CIBC announced today that it will be further strengthening its balance sheet by considerably reducing its remaining exposure to the U.S. residential real estate market.
Following the completion of a competitive bidding process, a fund arranged by Cerberus Capital Management has agreed to invest US$1.050 billion in cash in CIBC's U.S. residential real estate portfolio.
The fair value of the reference portfolio as of the effective date of the deal, June 30, was US$1.186 billion. As of the end of CIBC's fiscal third quarter, July 31, the value was US$1.075 billion.
The fund has agreed to purchase US$1.050 billion of amortizing senior notes that will have a capped return, payable in cash. The recourse on the notes will be limited to the assets in the reference portfolio.
Additionally, CIBC will retain 100% of the potential upside on the portfolio following repayment of the notes. The reference portfolio consists of U.S. RMBS and CDOs of RMBS. These securities
are part of CIBC's legacy structured credit runoff portfolio.

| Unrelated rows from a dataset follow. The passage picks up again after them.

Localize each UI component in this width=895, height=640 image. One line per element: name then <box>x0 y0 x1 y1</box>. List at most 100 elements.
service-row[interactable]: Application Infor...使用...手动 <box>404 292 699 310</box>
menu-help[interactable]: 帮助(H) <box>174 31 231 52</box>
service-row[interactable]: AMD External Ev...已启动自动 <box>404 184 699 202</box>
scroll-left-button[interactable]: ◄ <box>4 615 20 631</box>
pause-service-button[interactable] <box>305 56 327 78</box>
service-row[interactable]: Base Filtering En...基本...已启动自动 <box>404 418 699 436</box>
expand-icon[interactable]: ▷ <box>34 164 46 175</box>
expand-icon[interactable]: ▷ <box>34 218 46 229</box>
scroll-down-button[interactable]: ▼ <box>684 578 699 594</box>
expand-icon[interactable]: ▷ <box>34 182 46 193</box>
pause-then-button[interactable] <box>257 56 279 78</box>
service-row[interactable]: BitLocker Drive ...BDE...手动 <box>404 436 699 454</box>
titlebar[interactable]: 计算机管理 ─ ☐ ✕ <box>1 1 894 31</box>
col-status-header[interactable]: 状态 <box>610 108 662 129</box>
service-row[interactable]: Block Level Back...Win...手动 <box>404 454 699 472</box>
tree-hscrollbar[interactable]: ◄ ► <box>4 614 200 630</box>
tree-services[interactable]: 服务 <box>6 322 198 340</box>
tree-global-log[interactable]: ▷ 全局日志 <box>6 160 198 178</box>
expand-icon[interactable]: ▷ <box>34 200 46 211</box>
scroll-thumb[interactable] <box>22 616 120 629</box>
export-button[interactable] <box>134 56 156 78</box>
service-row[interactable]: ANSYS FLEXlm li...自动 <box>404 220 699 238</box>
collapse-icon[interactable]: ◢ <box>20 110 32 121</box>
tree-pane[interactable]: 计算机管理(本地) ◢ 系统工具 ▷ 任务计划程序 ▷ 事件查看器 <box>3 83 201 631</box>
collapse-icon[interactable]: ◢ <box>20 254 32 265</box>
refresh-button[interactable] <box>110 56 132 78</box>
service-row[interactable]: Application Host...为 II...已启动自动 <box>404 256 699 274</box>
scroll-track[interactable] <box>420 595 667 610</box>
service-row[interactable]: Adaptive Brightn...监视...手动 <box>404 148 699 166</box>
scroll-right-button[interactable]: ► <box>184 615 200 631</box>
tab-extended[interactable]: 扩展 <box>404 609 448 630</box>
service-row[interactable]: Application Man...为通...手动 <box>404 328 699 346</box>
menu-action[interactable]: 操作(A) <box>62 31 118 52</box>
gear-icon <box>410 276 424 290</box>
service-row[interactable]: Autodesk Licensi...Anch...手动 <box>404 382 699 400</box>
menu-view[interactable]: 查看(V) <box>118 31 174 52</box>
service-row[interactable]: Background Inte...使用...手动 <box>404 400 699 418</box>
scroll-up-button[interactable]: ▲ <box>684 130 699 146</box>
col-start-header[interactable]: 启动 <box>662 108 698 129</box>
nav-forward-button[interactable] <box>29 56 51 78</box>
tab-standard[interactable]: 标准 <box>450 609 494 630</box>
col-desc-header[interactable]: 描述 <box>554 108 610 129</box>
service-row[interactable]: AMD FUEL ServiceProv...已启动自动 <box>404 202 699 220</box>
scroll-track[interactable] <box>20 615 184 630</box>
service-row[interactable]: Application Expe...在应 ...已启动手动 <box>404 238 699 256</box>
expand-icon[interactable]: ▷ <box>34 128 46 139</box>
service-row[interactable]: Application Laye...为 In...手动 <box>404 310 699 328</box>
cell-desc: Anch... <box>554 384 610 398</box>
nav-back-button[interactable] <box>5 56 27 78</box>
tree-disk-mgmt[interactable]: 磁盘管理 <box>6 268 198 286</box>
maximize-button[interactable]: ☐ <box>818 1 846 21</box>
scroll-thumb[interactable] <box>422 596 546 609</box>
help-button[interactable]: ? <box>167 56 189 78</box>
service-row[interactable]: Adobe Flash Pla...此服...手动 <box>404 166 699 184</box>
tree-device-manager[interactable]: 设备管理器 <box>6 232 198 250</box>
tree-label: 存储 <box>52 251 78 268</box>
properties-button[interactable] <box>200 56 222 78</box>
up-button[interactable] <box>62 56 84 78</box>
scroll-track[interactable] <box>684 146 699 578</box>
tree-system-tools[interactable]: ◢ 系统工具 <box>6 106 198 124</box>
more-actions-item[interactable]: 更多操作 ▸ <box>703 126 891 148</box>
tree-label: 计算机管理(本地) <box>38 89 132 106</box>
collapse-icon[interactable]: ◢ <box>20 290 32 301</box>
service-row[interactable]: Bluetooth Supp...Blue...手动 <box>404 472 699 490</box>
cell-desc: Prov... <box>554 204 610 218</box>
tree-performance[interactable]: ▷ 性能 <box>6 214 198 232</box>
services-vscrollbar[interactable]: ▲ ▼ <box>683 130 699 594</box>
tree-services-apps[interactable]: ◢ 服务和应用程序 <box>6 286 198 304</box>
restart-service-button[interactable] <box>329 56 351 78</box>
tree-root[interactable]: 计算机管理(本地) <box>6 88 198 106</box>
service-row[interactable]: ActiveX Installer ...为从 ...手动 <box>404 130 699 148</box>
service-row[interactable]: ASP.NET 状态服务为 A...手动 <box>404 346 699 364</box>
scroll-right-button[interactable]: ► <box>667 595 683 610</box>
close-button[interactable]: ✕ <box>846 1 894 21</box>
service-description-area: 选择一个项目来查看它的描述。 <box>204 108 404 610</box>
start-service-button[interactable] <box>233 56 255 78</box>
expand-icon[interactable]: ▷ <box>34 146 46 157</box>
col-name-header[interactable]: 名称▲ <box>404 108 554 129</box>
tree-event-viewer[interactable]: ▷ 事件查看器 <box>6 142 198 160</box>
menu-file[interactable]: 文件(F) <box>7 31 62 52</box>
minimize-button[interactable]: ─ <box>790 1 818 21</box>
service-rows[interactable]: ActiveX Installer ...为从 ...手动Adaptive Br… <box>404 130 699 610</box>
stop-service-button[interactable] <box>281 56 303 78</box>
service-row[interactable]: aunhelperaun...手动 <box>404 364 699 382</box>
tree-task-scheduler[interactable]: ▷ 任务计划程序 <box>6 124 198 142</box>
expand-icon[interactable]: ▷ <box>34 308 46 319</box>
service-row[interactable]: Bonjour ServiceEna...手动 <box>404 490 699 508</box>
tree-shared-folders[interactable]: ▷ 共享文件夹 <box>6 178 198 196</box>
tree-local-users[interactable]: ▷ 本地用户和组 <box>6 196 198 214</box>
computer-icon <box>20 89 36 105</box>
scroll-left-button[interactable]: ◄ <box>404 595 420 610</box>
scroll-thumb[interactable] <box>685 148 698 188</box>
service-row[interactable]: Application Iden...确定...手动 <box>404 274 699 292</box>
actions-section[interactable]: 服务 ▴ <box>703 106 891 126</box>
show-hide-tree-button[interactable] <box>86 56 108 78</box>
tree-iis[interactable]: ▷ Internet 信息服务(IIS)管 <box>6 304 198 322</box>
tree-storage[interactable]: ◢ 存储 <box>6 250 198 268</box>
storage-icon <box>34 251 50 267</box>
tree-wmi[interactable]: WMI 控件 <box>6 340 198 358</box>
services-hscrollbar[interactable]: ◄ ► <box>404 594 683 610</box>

As an all-cash deal, CIBC will not be providing any of the financing to the senior notes investor and will not be providing any performance guarantee in respect of the portfolio. Interest and principal payments on the senior notes will be paid from the portfolio only if the RMBS and CDOs of RMBS perform. Following the repayment of the notes, CIBC will retain all future
cash flows of the portfolio.
As a further potential enhancement to CIBC's upside, CIBC has retained the ability to call the notes at the end of three years upon payment of accrued and unpaid interest, remaining principal and a fixed redemption premium.
Under the transaction, CIBC will retain ownership of the assets. CIBC will also keep all financial guarantor insurance contracts and related rights associated with the portfolio.
"This transaction sets a floor under CIBC's exposure to the U.S.residential mortgage market," said CIBC President and CEO Gerry McCaughey. "At the same time, retaining ownership of these securities, combined with the option regarding the timing of any redemption of this note, provides us with important flexibility to benefit from a future recovery in the cash flows of
CIBC's Tier 1 capital ratio at July 31 was 9.8%. Giving effect to a US$300 million preferred share issue completed in September, CIBC's Tier 1 capital ratio at July 31 on a pro forma basis was roughly 10.1%, well above CIBC's target of 8.5%.
This deal, at inception, is expected to have a positive impact on CIBC's Tier 1 capital ratio of 13 basis points. More importantly, this deal also considerably reduces CIBC's future Tier 1 capital exposure to the U.S. residential real estate market.
When the value of the U.S. residential real estate securities falls to zero and recoveries from financial guarantors on U.S. residential real estate insurance contracts are roughly 15%, there would be no further exposure to CIBC's Tier 1 ratio pro forma July 31.
If recoveries from financial guarantors on U.S. residential real estate insurance contracts were 30%, this would have a positive impact on CIBC's Tier 1 ratio of roughly 36 basis points.
This assumes an unlikely and hypothetical scenario where the value of the U.S. residential real estate securities falls to zero and there are no recoveries from financial guarantors that are related to these securities, the impact on CIBC's Tier 1 capital ratio on a pro forma basis at July 31 would be limited to a decrease of roughly 0.45% related to losses on U.S. residential real estate holdings.
"Our capital position is strong and our actions to reduce risk in our structured credit portfolio further that strength," McCaughey said. "In addition, retaining the right to future recoveries provides the potential for further enhancement to CIBC's performance."
"I would like to thank the professionals at Cerberus Capital for their commitment and diligence in this process. Together, we were able to structure a transaction that is advantageous to both parties," McCaughey concluded.